We sat with our eyes glued to the TV as we watched the MythBusters debunk how the shark in the movie Jaws was killed at the end of the movie. They came to the conclusion that the gun would have never penetrated the canister and killed the shark. Oh, but it looked so good in the movie!
MythBusters has grown in popularity as the continue to find new ways to test “theories,” “urban legends” or just funny moments like could you really blow up multiple golf holes like in the movie Caddy Shack? They also do historical reviews such as their one on taking Da Vinci’s blueprints and using only materials and tools from that time, creating the object and testing if it would have worked or not.
MythBusters worked on several levels because of these factors:
1. Your brain is naturally defensive. It is why we thrive on negative news more than positive news. We are constantly thrilled to see if something can be “debunked.”
2. Plays with curiosity. They take things that are theories and establishes them as fact or fiction. Haven’t you ever wondered if an elevator was falling and you jumped in the air right before it crashed would you be okay? (The answer is no. You would be a flattened pancake). What about all those Hollywood stunts- would falling off a building and landing on an awning save you?
3. Has fun. The people on the show have fun while they do these wacky experiments. This fun plays through in their banter and dialogue.

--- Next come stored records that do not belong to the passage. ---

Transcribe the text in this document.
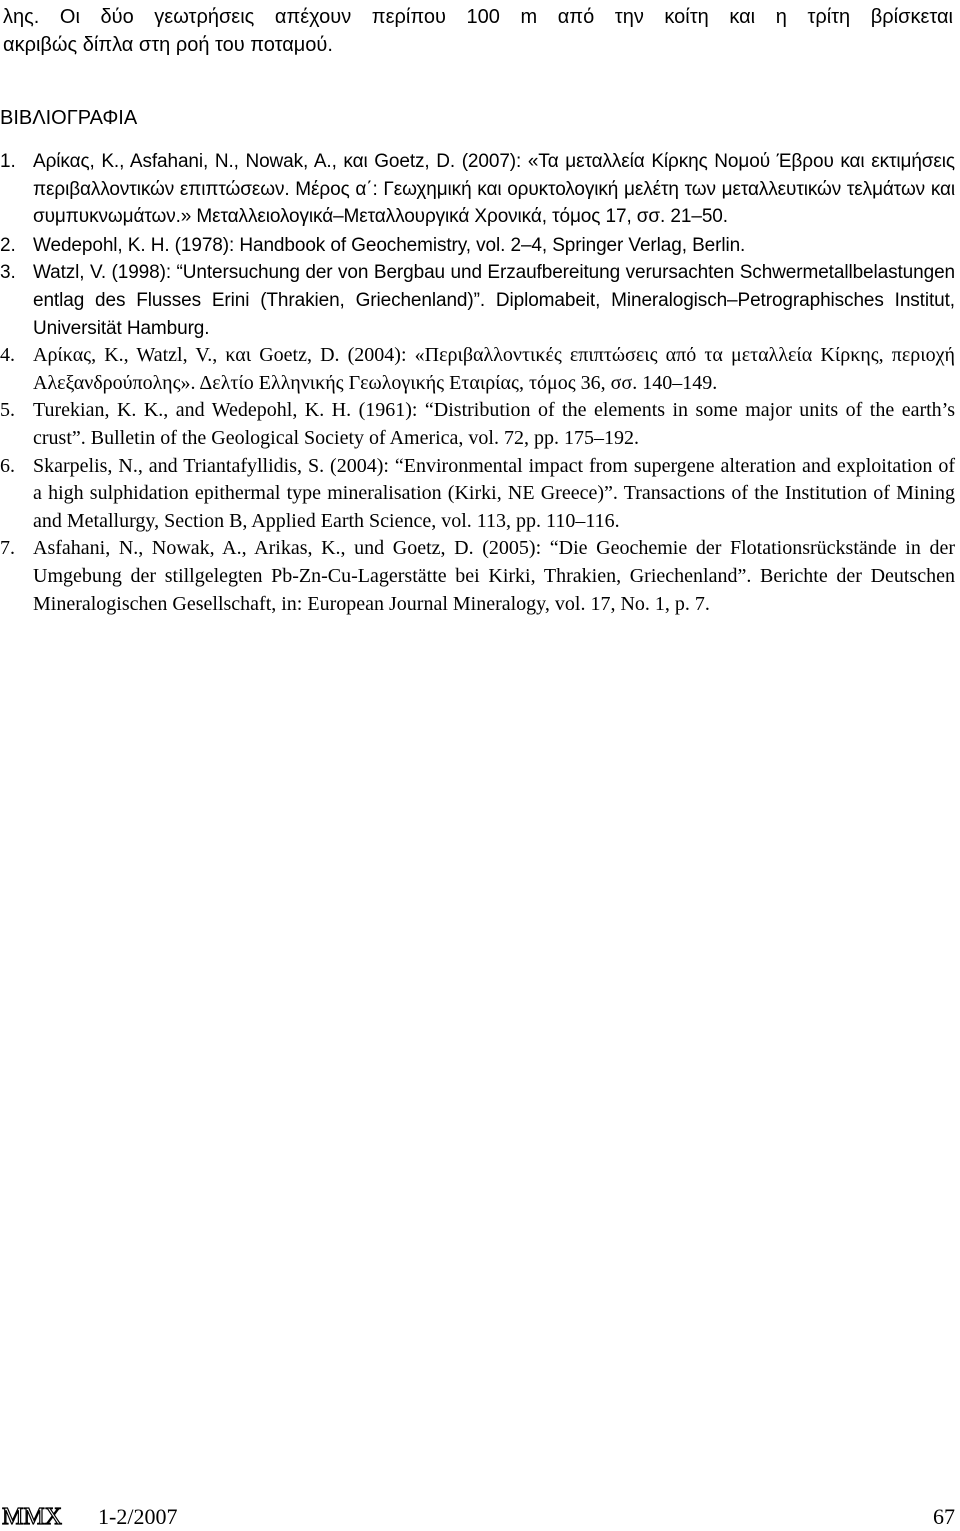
λης. Οι δύο γεωτρήσεις απέχουν περίπου 100 m από την κοίτη και η τρίτη βρίσκεται
ακριβώς δίπλα στη ροή του ποταμού.
ΒΙΒΛΙΟΓΡΑΦΙΑ
1. Αρίκας, K., Asfahani, N., Nowak, A., και Goetz, D. (2007): «Τα μεταλλεία Κίρκης Νομού Έβρου και εκτιμήσεις περιβαλλοντικών επιπτώσεων. Μέρος α΄: Γεωχημική και ορυκτολογική μελέτη των μεταλλευτικών τελμάτων και συμπυκνωμάτων.» Μεταλλειολογικά–Μεταλλουργικά Χρονικά, τόμος 17, σσ. 21–50.
2. Wedepohl, K. H. (1978): Handbook of Geochemistry, vol. 2–4, Springer Verlag, Berlin.
3. Watzl, V. (1998): “Untersuchung der von Bergbau und Erzaufbereitung verursachten Schwermetallbelastungen entlag des Flusses Erini (Thrakien, Griechenland)”. Diplomabeit, Mineralogisch–Petrographisches Institut, Universität Hamburg.
4. Αρίκας, K., Watzl, V., και Goetz, D. (2004): «Περιβαλλοντικές επιπτώσεις από τα μεταλλεία Κίρκης, περιοχή Αλεξανδρούπολης». Δελτίο Ελληνικής Γεωλογικής Εταιρίας, τόμος 36, σσ. 140–149.
5. Turekian, K. K., and Wedepohl, K. H. (1961): “Distribution of the elements in some major units of the earth’s crust”. Bulletin of the Geological Society of America, vol. 72, pp. 175–192.
6. Skarpelis, N., and Triantafyllidis, S. (2004): “Environmental impact from supergene alteration and exploitation of a high sulphidation epithermal type mineralisation (Kirki, NE Greece)”. Transactions of the Institution of Mining and Metallurgy, Section B, Applied Earth Science, vol. 113, pp. 110–116.
7. Asfahani, N., Nowak, A., Arikas, K., und Goetz, D. (2005): “Die Geochemie der Flotationsrückstände in der Umgebung der stillgelegten Pb-Zn-Cu-Lagerstätte bei Kirki, Thrakien, Griechenland”. Berichte der Deutschen Mineralogischen Gesellschaft, in: European Journal Mineralogy, vol. 17, No. 1, p. 7.
MMX 1-2/2007	67
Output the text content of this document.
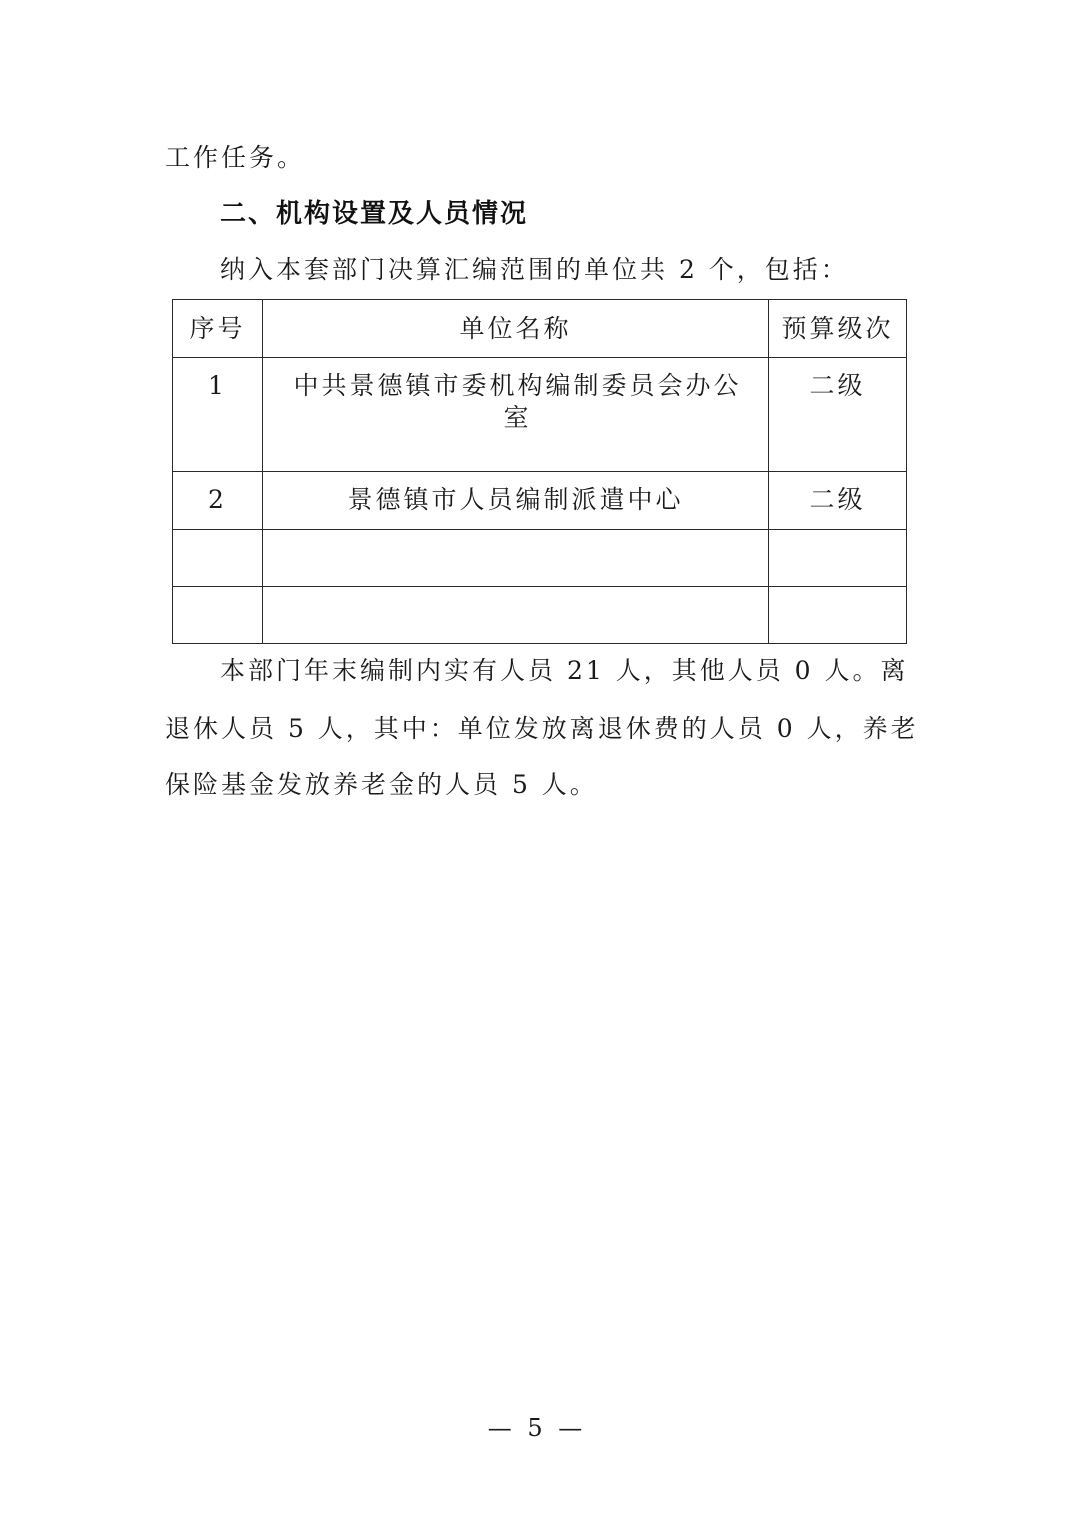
工作任务。
二、机构设置及人员情况
纳入本套部门决算汇编范围的单位共 2 个，包括：
序号	单位名称	预算级次
1	中共景德镇市委机构编制委员会办公室	二级
2	景德镇市人员编制派遣中心	二级

本部门年末编制内实有人员 21 人，其他人员 0 人。离
退休人员 5 人，其中：单位发放离退休费的人员 0 人，养老
保险基金发放养老金的人员 5 人。
— 5 —
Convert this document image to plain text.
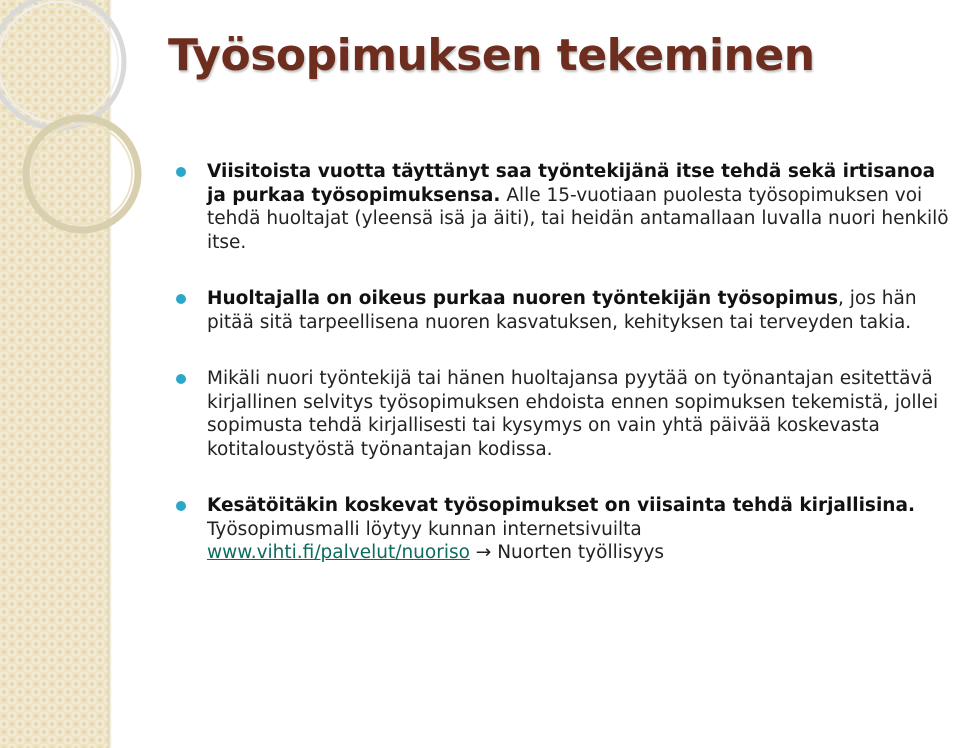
Työsopimuksen tekeminen
Viisitoista vuotta täyttänyt saa työntekijänä itse tehdä sekä irtisanoa ja purkaa työsopimuksensa. Alle 15-vuotiaan puolesta työsopimuksen voi tehdä huoltajat (yleensä isä ja äiti), tai heidän antamallaan luvalla nuori henkilö itse.
Huoltajalla on oikeus purkaa nuoren työntekijän työsopimus, jos hän pitää sitä tarpeellisena nuoren kasvatuksen, kehityksen tai terveyden takia.
Mikäli nuori työntekijä tai hänen huoltajansa pyytää on työnantajan esitettävä kirjallinen selvitys työsopimuksen ehdoista ennen sopimuksen tekemistä, jollei sopimusta tehdä kirjallisesti tai kysymys on vain yhtä päivää koskevasta kotitaloustyöstä työnantajan kodissa.
Kesätöitäkin koskevat työsopimukset on viisainta tehdä kirjallisina.
Työsopimusmalli löytyy kunnan internetsivuilta
www.vihti.fi/palvelut/nuoriso → Nuorten työllisyys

So how can you use MythBusters to be more strategic when you speak?
1. First and foremost just watching the show will give you some fun new openings to use when you speak.
2. As you watch an episode decid ahead of time whether you think the myth will be true and false and WRITE DOWN why you think that.
3. Once the results come in look for patterns in your thinking that can be flaws. Did you buy in to something being possible because you forgot to look at what was probable? Did you miss some critical factor and if so, which one did you discount? This will start to help you to quiet your mind so you listen better and so you weigh information to know what to throw out and what to pay attention to.
4. Look at how much skepticism keeps you from “hearing or seeing” all the information. Skepticism can be healthy but too much can kill your ability to listen and think without judgement.
Take Action: Watch MythBusters this week and see if you can utilize their episode in your next meeting or presentation.
For example, imagine you are presenting a new product your company is launching that is unproven in the market. You could say, “500 years ago Leonardo Da Vinci created an underwater breathing apparatus. It was designed way before anyone ever created an actual underwater breathing apparatus. So MythBusters took his diagram and tested it to see if, using the materials from that time, would the breathing apparatus work? It did! So why wasn’t it created before? Because it was so far out there at the time no one believed it could work. Today we are about to launch our new product and become the next Da Vinci of creating something never done before.”